Pinot grigio? Best not to blindly pick a Pinot grigio, as you run the risk of drinking rain water. An Italian pinot gris is generally a good bet though… oh right. This is safeway. Their selection is seriously limited.

Not a reisling; that might be too sweet for the dish.

A gewurztraminer? Could be too spicy. Or too sweet.

Viogner? Oh right. Safeway probably doesn’t have any.

Pinot blanc? I know nothing about pinot blanc. Other than it’s blanc.

Oh wait… what’s this? White table wine! A little chardonnay, a bunch of sauvignon blanc and some sémillon. Viognier and muscat! I don’t have to choose! And it has a cool name! Conundrum. How can I go wrong with that? Also, I’m beginning to risk spending more time looking for a wine than cooking the dish. Conundrum it is.

It was pretty good, but probably not worth 15 minutes of agonizing in the Safeway aisle.

An update of sorts

Friday, October 15th, 2004

After going up a spectacular $300, my IRA is back down to a measily $87 gain. That just seems wrong somehow.

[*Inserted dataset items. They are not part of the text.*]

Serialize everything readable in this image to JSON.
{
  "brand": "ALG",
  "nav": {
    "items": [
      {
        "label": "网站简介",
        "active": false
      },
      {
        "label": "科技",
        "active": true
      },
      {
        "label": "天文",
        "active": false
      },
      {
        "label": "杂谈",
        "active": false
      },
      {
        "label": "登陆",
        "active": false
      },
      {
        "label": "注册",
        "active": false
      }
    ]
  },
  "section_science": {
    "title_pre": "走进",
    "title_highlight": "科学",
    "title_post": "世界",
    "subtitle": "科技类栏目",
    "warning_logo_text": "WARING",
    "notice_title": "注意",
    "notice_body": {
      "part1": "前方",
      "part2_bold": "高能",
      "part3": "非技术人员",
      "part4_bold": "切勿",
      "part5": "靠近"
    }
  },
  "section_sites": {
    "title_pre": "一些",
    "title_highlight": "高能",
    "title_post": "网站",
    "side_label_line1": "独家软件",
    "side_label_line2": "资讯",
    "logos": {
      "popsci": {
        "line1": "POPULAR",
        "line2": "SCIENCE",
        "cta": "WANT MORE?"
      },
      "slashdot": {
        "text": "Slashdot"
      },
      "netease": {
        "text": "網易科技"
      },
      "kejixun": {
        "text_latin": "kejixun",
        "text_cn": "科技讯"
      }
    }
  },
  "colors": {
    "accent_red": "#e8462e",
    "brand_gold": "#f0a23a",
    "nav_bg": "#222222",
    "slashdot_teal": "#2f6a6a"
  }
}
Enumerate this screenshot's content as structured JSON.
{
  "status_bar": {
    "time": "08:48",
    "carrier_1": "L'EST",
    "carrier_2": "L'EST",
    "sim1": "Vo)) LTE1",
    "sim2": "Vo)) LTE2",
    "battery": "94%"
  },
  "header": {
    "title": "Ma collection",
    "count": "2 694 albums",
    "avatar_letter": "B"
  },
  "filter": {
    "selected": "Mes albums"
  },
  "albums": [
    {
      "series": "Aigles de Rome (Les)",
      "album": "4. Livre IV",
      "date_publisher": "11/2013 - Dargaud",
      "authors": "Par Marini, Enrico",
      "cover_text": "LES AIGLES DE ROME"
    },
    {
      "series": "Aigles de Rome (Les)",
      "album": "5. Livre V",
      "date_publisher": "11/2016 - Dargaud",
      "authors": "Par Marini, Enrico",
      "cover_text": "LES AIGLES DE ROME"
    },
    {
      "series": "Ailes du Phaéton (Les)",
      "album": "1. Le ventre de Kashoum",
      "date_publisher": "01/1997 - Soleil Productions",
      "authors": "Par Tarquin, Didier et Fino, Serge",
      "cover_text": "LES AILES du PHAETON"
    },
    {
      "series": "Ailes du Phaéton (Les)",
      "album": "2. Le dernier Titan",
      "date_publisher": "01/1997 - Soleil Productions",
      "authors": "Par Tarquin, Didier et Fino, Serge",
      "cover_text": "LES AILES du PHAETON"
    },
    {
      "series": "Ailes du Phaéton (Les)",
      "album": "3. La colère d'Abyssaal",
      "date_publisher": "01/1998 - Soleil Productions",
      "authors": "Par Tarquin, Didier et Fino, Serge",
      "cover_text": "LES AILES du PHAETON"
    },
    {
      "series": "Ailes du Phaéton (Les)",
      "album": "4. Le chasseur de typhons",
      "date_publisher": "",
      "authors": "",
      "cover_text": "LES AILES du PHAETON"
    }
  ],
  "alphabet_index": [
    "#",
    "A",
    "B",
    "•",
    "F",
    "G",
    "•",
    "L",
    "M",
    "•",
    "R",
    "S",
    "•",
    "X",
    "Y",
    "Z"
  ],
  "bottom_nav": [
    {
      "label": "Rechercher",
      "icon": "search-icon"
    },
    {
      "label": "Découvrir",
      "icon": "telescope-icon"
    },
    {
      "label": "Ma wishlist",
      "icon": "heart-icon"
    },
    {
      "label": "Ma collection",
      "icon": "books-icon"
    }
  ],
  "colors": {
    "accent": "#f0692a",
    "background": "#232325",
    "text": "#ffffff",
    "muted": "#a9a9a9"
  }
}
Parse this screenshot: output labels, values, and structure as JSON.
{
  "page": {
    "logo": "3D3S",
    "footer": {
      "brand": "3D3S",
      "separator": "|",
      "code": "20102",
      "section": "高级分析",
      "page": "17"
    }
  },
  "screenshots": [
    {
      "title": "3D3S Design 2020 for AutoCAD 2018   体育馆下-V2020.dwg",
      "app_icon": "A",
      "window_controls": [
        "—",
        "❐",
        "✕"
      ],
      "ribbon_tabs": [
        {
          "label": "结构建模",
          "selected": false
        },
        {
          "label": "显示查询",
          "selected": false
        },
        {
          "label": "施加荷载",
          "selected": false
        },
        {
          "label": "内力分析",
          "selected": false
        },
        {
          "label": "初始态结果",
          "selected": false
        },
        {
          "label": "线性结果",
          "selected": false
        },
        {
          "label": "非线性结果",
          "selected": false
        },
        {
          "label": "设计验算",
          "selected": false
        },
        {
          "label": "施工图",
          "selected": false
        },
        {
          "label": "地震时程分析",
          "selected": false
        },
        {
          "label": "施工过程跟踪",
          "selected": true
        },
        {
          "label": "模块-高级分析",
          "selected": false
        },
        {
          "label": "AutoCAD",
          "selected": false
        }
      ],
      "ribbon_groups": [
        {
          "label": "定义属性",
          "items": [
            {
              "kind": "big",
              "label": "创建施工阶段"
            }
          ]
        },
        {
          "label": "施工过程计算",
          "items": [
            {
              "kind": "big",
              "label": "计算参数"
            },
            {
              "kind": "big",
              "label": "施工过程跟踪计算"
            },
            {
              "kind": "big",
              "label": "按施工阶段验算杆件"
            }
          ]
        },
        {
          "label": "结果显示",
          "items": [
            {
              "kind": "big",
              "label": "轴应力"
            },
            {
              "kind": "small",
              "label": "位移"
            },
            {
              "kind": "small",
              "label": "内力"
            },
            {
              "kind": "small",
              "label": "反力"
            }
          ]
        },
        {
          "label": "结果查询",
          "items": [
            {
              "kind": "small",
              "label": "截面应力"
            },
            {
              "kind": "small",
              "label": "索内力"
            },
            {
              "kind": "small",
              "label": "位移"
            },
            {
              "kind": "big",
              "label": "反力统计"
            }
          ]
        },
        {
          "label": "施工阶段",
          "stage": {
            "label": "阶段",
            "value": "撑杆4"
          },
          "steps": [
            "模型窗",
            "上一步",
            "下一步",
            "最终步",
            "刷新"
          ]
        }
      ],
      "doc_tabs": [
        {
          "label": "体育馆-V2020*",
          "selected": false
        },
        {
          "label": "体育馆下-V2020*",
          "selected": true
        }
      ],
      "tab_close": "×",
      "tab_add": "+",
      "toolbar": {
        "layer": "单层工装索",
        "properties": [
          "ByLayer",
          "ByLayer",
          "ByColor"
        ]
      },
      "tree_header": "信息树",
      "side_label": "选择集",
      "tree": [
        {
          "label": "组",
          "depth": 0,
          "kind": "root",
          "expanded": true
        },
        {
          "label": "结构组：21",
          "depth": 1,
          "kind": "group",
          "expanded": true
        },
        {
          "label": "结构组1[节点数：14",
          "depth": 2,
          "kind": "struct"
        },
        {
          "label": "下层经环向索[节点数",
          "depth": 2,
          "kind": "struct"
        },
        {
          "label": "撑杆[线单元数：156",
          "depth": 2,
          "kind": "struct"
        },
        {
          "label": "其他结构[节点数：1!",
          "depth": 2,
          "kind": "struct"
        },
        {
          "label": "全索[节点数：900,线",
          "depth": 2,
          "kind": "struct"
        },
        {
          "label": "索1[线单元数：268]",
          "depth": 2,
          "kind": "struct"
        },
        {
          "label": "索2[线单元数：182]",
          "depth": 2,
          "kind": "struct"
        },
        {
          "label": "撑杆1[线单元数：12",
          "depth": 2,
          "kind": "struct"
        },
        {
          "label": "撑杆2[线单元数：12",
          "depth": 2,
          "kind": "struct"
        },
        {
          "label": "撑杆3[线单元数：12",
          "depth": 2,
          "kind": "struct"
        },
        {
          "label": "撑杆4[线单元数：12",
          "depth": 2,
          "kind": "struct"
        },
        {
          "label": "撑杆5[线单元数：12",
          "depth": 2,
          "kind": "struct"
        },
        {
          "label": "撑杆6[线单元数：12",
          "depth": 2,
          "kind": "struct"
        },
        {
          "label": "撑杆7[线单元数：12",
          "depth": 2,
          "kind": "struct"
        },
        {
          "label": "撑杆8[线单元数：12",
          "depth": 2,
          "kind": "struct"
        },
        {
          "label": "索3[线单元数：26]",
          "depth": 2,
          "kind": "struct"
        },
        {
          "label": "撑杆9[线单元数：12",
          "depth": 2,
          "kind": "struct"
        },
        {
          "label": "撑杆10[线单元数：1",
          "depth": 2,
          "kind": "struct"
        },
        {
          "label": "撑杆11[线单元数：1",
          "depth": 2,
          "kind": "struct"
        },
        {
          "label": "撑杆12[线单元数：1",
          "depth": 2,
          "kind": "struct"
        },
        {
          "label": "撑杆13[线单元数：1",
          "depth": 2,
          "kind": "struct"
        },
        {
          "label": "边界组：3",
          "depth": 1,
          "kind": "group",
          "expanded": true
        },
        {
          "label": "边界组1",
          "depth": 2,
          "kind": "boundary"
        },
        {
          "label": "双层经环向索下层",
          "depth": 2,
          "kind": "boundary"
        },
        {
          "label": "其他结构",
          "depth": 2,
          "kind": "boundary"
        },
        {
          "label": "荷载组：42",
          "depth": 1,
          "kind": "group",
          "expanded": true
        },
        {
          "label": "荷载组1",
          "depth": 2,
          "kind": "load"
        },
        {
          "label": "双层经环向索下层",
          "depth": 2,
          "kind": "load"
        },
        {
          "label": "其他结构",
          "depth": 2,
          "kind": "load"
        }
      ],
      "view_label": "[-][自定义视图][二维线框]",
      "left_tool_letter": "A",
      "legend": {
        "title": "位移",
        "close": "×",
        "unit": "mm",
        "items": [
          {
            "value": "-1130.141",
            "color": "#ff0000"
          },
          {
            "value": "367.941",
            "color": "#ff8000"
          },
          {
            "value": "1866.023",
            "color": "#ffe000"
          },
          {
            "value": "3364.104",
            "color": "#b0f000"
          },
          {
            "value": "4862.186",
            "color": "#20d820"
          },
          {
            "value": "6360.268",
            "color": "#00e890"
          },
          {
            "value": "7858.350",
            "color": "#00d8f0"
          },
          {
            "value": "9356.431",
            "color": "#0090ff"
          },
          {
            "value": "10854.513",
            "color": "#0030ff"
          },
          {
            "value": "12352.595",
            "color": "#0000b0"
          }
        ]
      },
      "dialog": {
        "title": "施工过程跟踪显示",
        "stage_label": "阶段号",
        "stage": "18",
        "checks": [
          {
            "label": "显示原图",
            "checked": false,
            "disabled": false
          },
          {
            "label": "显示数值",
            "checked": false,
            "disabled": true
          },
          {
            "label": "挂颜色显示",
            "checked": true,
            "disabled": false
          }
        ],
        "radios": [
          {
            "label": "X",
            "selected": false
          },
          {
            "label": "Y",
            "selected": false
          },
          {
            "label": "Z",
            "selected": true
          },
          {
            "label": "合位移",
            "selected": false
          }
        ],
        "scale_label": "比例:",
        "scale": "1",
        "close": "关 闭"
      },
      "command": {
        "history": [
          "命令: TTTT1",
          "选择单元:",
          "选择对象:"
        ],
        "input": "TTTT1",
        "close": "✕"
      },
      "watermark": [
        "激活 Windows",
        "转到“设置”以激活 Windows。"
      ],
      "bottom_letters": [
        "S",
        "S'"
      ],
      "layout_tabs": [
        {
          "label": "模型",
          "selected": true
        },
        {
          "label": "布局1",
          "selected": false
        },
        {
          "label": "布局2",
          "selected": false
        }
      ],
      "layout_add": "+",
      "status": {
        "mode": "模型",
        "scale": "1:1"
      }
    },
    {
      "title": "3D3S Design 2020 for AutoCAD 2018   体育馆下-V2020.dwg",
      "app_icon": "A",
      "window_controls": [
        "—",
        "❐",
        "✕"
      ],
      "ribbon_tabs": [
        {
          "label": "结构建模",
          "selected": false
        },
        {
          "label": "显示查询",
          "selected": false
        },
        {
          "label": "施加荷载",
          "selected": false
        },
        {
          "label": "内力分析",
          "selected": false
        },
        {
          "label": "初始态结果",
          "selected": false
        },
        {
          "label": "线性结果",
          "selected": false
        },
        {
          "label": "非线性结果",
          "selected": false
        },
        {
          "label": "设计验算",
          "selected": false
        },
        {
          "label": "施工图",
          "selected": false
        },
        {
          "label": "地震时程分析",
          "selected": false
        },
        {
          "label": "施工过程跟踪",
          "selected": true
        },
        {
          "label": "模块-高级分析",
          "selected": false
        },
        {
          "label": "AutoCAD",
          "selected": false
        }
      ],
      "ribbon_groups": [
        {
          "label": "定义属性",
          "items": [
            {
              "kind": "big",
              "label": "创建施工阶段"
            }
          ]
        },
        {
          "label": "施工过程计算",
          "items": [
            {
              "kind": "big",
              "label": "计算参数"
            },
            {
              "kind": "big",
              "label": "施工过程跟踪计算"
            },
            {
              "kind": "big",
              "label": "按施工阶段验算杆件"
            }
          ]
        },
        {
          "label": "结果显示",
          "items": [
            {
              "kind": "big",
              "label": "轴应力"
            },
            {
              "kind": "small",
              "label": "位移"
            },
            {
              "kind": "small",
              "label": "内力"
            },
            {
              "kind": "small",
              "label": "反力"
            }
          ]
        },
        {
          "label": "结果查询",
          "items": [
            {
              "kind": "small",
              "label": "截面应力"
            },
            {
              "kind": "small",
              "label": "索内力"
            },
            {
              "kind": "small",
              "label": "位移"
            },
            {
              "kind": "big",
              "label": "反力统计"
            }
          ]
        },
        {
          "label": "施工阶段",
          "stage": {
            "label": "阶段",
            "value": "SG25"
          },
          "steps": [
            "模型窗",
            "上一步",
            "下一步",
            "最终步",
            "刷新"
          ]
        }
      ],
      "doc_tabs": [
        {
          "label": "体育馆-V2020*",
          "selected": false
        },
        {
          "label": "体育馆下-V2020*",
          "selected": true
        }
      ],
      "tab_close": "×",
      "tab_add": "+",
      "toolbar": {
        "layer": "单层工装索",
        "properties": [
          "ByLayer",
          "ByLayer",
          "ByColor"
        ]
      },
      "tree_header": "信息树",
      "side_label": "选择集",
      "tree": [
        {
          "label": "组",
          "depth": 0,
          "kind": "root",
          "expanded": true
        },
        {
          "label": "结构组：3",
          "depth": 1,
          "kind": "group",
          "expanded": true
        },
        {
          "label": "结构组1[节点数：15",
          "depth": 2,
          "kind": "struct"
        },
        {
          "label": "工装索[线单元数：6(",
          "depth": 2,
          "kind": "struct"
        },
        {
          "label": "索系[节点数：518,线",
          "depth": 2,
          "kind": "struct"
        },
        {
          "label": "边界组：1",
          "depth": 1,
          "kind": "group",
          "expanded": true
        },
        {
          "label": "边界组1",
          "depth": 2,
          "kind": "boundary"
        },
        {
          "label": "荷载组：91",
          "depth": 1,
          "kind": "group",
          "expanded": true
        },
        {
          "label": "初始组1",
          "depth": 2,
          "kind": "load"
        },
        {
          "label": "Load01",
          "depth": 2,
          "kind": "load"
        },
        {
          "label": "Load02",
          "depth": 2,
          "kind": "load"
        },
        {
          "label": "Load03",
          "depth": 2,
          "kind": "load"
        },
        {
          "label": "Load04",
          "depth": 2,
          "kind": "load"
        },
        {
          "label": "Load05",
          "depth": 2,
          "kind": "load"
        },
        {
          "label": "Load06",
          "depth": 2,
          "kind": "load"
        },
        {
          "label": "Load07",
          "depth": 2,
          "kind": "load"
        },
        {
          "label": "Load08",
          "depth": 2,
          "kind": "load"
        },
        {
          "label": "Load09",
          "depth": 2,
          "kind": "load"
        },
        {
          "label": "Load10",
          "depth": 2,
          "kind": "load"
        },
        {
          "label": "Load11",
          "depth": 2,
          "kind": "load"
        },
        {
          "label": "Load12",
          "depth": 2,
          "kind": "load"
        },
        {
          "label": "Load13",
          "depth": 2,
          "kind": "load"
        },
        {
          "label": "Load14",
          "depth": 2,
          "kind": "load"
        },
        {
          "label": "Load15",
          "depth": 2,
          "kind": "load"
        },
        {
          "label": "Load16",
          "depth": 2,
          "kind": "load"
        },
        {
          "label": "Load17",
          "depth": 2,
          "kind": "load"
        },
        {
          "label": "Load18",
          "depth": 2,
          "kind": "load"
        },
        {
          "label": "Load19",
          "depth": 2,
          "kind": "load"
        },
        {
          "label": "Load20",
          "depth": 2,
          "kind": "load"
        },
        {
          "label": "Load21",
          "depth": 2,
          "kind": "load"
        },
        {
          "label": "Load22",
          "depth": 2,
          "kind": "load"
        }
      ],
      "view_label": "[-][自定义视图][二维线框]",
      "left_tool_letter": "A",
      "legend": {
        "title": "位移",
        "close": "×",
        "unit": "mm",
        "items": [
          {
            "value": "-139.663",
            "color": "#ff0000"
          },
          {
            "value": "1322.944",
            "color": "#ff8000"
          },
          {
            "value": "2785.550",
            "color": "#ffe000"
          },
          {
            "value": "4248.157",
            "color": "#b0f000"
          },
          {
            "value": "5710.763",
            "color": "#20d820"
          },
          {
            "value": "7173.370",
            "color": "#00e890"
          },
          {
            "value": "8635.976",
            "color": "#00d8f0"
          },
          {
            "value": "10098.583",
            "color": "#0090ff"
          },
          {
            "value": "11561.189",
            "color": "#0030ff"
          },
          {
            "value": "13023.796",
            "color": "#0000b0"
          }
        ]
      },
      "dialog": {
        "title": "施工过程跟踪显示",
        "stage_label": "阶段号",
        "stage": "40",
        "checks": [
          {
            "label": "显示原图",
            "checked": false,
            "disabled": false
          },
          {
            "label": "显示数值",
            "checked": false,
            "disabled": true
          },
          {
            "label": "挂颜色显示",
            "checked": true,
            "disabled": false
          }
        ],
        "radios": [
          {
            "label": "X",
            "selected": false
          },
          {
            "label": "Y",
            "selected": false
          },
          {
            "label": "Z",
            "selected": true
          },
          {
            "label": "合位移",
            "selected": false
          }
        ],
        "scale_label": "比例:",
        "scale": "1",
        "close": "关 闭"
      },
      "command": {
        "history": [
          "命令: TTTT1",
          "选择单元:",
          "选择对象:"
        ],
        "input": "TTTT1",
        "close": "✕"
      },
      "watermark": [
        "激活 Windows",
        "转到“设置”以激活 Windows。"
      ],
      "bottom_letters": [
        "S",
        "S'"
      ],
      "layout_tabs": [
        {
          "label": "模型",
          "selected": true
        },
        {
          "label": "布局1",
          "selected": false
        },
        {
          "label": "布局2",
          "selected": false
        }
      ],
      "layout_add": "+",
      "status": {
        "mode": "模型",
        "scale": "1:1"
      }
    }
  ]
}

And P. made me buy a kitchen fire extinguisher. We also got one for his kitchen, since I cook there a lot. He got home moments after I had gotten his smoke detectors to quiet down last night. Only from smoke though. I’m learning to cook more carefully. Sort of.

how not to make beef stew

Friday, October 8th, 2004

Hmm… I think I’ll make beef stew. Let me just heat some oil in this pot, brown some meat that I’ve dredged in flour. OK, I’ll take out that batch of meat and add some more. Oh wait, looks like I need more oil. I’ll just add some and put in the –

Fuck! Fuck! Fire! Big fire! Big fire filling the entire pot and flames rising to the ceiling and smoke alarms going off and thank you very much I can SEE the fire I don’t need your incessant beeping in my ear that is making it really hard for me to concentrate on what I should do here.

OK. Fire. I need to put this fire out before it burns down my entire kitchen. How do I put out a fire? Water? I put water on– No. Water’s bad for grease fires. No water. Ack! Fire! Flames! Concentrate, dammit. What puts out a fire other than water?

I could cover the fire. With what? A towel? No, those flames are really fucking high and I think the towel would become ash in about two seconds. Wait! I put something powdery on the fire, right? Damn it you stupid smoke detectors, I GET IT. Shut the hell up.

What do I have that’s powdery? Salt? Should I put salt on it? Should I check the Internet? No, by the time I check the Internet the fire will have spread to my bedroom and then my neighbors will be really annoyed with me, and they thought my bird feeders were annoying. Ha, this’ll show them.

OK, I’m going for the salt before the flames entirely melt my microwave. Ack, I don’t want to get too close and burned to death. There. It did nothing. Crap. Let me try some more. OK, I think that helped a little. I’ll just keep throwing salt on it.

More salt.

More.

Salt.

OK. fire’s gone… another flame. Fuck. More salt.

Ok, I’m going to put the pot into the sink. Don’t turn on the water. Don’t turn on the water. Have more salt. Damn smoke detectors. It’s out, OK? Open windows. Open door. Jump up and down trying to wave the smoke away from the smoke detectors. Not tall enough. Damn, why am I so short.

Finally, quiet. The kitchen is covered with soot. I don’t think the pan is salvageable.